Five B2B Marketing Keys To Unlocking Massive Sales Success


by Dacia Coffey
Republished from Forbes, Jun 7, 2018

Have you seen the strange gap separating sales from marketing in the business-to-business (B2B) world? I have, and it’s not pretty. On one side lives an authentic and resonant sales call; on the other side lives flat marketing copy.

Why does this happen?

We humans simply overcomplicate things, especially when selling a technical product or service. We shove bullets of detail to prove our worthiness and, in the process, suffocate audience curiosity. To make matter worse, many B2B organizations are flat out missing the mark in aligning what their buyers consider important.

In a McKinsey B2B branding survey of more than 1,400 global executives, there was a huge gap between what companies considered important for brand imaging versus what actually influenced buyers’ perceptions of brand strength.

What are the secrets of using marketing to open the door to sales success? How can we use the secrets of sales superstars to unlock B2B marketing success as a sales enabler?

I have found that there are five keys to harnessing the passion, innovation and knowledge of an organization to appropriately translate it into a marketing strategy that catalyzes and supports revenue growth.

1. Reduce Cognitive Load

In B2B marketing, the product and service are often quite technical, and the audience highly knowledgeable.
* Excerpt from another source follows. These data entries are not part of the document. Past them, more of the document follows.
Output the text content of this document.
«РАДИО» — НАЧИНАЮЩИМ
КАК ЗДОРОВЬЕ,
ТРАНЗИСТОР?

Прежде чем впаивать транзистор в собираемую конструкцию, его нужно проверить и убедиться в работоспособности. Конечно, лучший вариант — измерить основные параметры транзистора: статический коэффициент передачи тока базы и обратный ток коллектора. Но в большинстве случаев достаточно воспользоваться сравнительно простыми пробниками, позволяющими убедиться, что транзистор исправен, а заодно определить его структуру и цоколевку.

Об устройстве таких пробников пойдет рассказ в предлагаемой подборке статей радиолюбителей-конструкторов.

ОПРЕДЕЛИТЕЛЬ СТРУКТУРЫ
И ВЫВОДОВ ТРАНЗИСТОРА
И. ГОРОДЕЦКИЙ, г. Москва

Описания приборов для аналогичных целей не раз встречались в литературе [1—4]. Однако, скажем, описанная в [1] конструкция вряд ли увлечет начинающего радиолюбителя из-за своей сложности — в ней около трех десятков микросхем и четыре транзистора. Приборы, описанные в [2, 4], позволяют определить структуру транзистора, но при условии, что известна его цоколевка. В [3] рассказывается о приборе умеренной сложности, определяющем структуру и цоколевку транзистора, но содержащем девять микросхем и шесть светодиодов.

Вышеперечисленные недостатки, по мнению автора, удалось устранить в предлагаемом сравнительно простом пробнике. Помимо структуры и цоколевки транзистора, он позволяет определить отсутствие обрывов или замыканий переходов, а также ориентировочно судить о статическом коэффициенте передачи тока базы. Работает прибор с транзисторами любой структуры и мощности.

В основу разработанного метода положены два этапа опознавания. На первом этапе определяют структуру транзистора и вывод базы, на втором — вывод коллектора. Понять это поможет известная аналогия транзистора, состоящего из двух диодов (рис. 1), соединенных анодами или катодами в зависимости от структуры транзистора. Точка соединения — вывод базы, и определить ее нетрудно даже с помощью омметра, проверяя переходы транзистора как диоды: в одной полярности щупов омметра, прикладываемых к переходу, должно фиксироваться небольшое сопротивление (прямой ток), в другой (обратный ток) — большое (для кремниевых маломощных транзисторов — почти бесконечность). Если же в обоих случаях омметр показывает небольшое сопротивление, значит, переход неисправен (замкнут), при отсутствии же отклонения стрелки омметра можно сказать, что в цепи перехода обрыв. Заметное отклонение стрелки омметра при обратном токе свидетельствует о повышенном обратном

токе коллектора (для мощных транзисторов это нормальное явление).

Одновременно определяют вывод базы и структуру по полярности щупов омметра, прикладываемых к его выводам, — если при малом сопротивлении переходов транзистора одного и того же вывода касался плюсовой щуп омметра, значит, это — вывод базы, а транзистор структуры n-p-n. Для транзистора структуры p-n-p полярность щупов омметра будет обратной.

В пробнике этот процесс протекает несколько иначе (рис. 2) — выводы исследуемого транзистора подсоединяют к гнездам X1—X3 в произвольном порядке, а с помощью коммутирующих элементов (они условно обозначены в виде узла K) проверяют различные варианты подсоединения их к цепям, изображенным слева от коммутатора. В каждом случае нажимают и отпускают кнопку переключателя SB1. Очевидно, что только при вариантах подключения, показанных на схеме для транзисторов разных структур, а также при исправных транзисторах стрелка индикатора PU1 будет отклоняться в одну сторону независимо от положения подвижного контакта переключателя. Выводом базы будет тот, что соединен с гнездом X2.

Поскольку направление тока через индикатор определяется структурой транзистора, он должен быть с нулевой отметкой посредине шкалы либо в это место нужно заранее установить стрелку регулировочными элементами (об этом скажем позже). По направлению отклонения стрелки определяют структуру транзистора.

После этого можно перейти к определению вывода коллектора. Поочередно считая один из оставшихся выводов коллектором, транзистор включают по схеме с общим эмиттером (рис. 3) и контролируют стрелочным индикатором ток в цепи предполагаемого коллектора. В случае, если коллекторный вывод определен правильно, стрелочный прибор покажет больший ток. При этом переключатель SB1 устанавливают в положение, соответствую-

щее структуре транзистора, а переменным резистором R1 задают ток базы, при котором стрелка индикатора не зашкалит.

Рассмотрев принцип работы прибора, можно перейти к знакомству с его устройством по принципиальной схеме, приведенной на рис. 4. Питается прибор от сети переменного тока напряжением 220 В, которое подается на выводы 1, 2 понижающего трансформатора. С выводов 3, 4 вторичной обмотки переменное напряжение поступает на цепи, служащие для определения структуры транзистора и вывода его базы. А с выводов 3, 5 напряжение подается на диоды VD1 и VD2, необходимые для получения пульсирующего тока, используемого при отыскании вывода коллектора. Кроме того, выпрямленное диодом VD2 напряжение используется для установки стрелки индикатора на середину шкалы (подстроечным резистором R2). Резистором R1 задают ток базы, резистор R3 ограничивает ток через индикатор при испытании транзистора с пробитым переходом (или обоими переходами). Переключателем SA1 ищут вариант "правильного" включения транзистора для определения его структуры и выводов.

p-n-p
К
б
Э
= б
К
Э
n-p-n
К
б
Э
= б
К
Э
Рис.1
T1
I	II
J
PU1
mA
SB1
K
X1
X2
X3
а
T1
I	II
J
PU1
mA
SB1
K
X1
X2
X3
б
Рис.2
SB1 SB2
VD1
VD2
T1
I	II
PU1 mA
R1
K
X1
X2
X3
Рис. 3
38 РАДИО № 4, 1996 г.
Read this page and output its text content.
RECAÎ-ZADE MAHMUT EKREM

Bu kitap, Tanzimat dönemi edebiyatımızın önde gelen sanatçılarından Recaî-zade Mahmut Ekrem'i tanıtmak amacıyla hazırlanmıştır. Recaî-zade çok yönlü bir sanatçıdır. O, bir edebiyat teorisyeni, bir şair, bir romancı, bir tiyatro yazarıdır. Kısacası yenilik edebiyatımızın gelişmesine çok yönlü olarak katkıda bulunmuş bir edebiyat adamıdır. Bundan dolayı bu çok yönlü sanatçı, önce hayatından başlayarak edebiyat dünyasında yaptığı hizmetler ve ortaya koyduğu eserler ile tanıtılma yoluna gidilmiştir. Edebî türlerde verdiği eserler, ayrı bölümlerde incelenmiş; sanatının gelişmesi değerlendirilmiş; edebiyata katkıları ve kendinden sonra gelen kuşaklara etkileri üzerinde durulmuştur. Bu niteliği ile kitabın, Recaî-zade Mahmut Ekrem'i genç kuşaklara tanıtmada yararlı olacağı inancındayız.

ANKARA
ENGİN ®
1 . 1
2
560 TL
Thus, many B2B decisions naturally have high cognitive load.

Cognitive load refers to the amount of mental effort necessary to solve a problem. When input exceeds the brain’s processing capacity, decision making actually slows down and can increase the likelihood of errors.

With this in mind, a data dump of features and benefits will likely hinder your sales engagement. Limiting the flow of product information to only the data necessary for each step of the sale can facilitate a faster sales cycle.

2. Branding Determines Your Fate

The human brain is insanely efficient. Every second, countless bits of information are pouring into the brain via our five senses. The brain filters all of this by searching for relevance, sending important data to the conscious brain and ignoring the rest.

In an effort to navigate complex decisions with the least amount of effort, our brains employ shortcuts called heuristics to ease the cognitive load. Examples include social proof, intuitive judgment, familiarity, stereotyping and confirmation bias.

For B2B marketing and sales, this means the first impressions of a decision maker will define the outcome. Cognitive psychology tells us that we decide first and then find proof to support our decision. From my perspective, investing in the brand image of your company is of critical importance in positioning, yet branding is often undervalued in the B2B world. As the old saying goes, “You never get a second chance to make a first impression.”

3. Messaging Is King

Nothing gets the brain’s attention unless it already has existing importance. People tune into messages that help them solve a problem or help them get what they want; everything else tends to be background noise.

Great messaging tells a transformation story. It paints a picture of where the buyer is now (pain) and contrasts it with where they could be (desire). As Zig Ziglar famously said, “You can have everything in life you want, if you will just help other people get what they want.”

4. Know Your Audience

In order to resonate on a personal level in your messaging, you must first have insight into what your buyers want and what they struggle with. What pains and desires are they using to filter information overload?

Most B2B companies who miss the mark on messaging typically suffer from two oversights. First, they don’t have clarity around who in the market actually makes or breaks their success, and second, they didn’t take the time to truly understand buying agendas and triggers. In marketing lingo, they haven’t documented their buyer personas.

Knowing your audience is the cornerstone of sales-enabling marketing. You need the attention of living, breathing, busy humans, who have a myriad of things vying for their attention. If you don’t know what their world looks like with intimate detail, you cannot hope to resonate with them in a way that transforms your growth.

B2B sales are made one deal at a time. Your marketing message should mirror this level of personalization. In my experience, three or four buyer personas usually account for more than three-quarters of a company’s revenue. But don’t take my word for it. According to an industry benchmark study, 71% of companies that exceed revenue and lead goals have documented personas, and high-performing companies are 2.3 times more likely to research the drivers of their buyers than their competitors.

5. Build An Effective Marketing Plan

John Wanamaker, a forefather of modern marketing and a master at getting people’s attention, was famously quoted as saying, “Half the money I spend on advertising is wasted. The trouble is, I don’t know which half.” Even with today’s technology advances, many companies still feel the same as Wanamaker did in the 1800s.

A truly effective marketing plan answers the question, “What needs to be true to achieve our vision, mission and goals?” This boils down to answers to the following questions:

• Who are you targeting (buyer personas)?

• What do they value and need?

• How do we align with that?

• How do we distribute this message in the most effective and efficient manner possible?

• What will key performance indicators (KPIs) show us if it’s working?

Often, I see marketing plans that are actually compilations of ideas and data without insight. Listing tactics — trades shows, emails, social media — in a document doesn’t explain why you believe these tactics will work. Your marketing plan should identify the decision-making criteria that guide your tactics, execution and effectiveness.